He also referred to allegations by Adeniyi Adeyemi, who claimed to be the Director-General of the PFIPC, that the controversy began after he allegedly refused a demand from the Office of the Chief of Staff for a 48 per cent kickback on a proposed ₦27.3 billion take-off grant for the agency.

Atiku said the allegation was too serious to ignore and should be subjected to an open investigation. He maintained that if the claims were false, the government should clear those involved through a transparent probe, but if proven true, all officials connected to the matter should be removed from office and prosecuted.

He argued that the controversy comes as Nigerians continue to grapple with the effects of fuel subsidy removal, higher electricity tariffs, rising inflation, multiple taxes and growing public debt.

“If the allegations are false, let the government prove them through an open investigation. If they are true, then every official connected with this scandal, regardless of rank or office, must be removed immediately and handed over to the appropriate security agencies for prosecution,” he said.

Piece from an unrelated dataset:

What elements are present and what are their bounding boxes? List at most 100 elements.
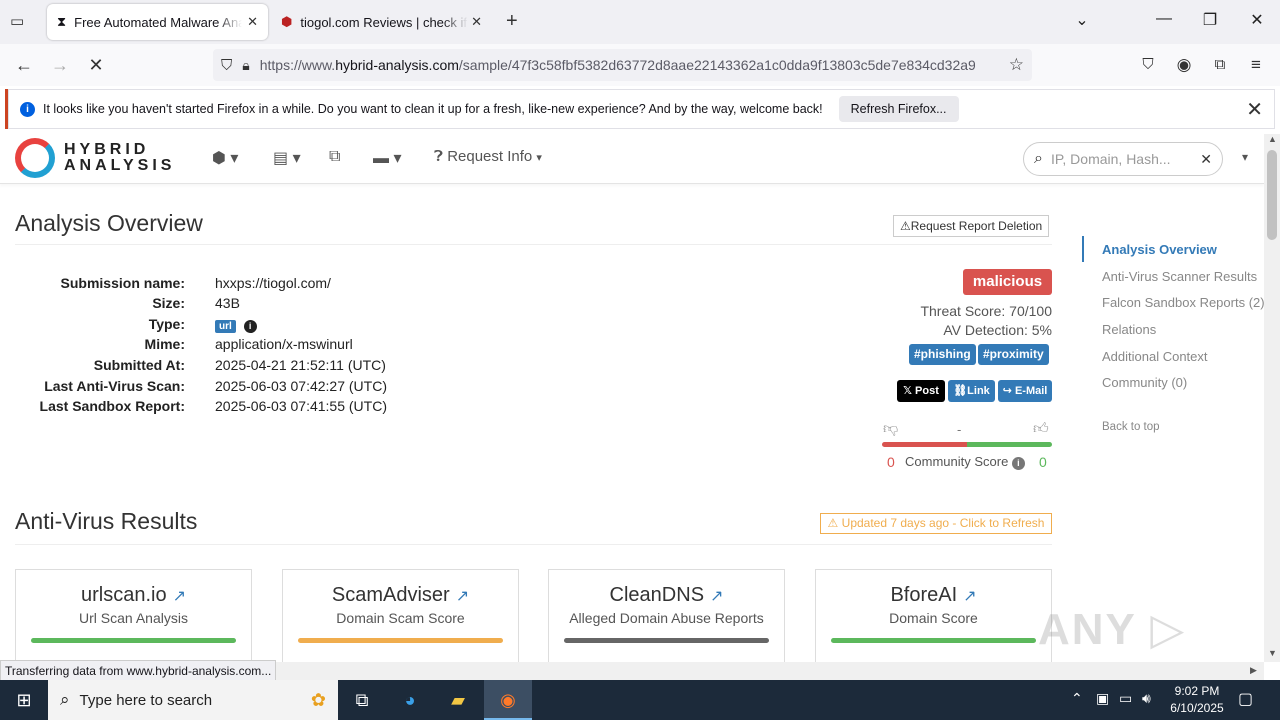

“It is both ironic and cruel that citizens are being asked to make endless sacrifices while government itself cannot transparently explain where enormous public resources have gone,” he added.

The former vice president urged the National Assembly, the Office of the Auditor-General of the Federation, the Public Accounts Committees, the Economic and Financial Crimes Commission and the Independent Corrupt Practices (EFCC) and Other Related Offences Commission to investigate the matter, insisting that every naira of public spending must be traced and accounted for.

“The books must be opened. Every naira must be traced. Every expenditure must be justified. Every official found culpable must be held accountable,” he said.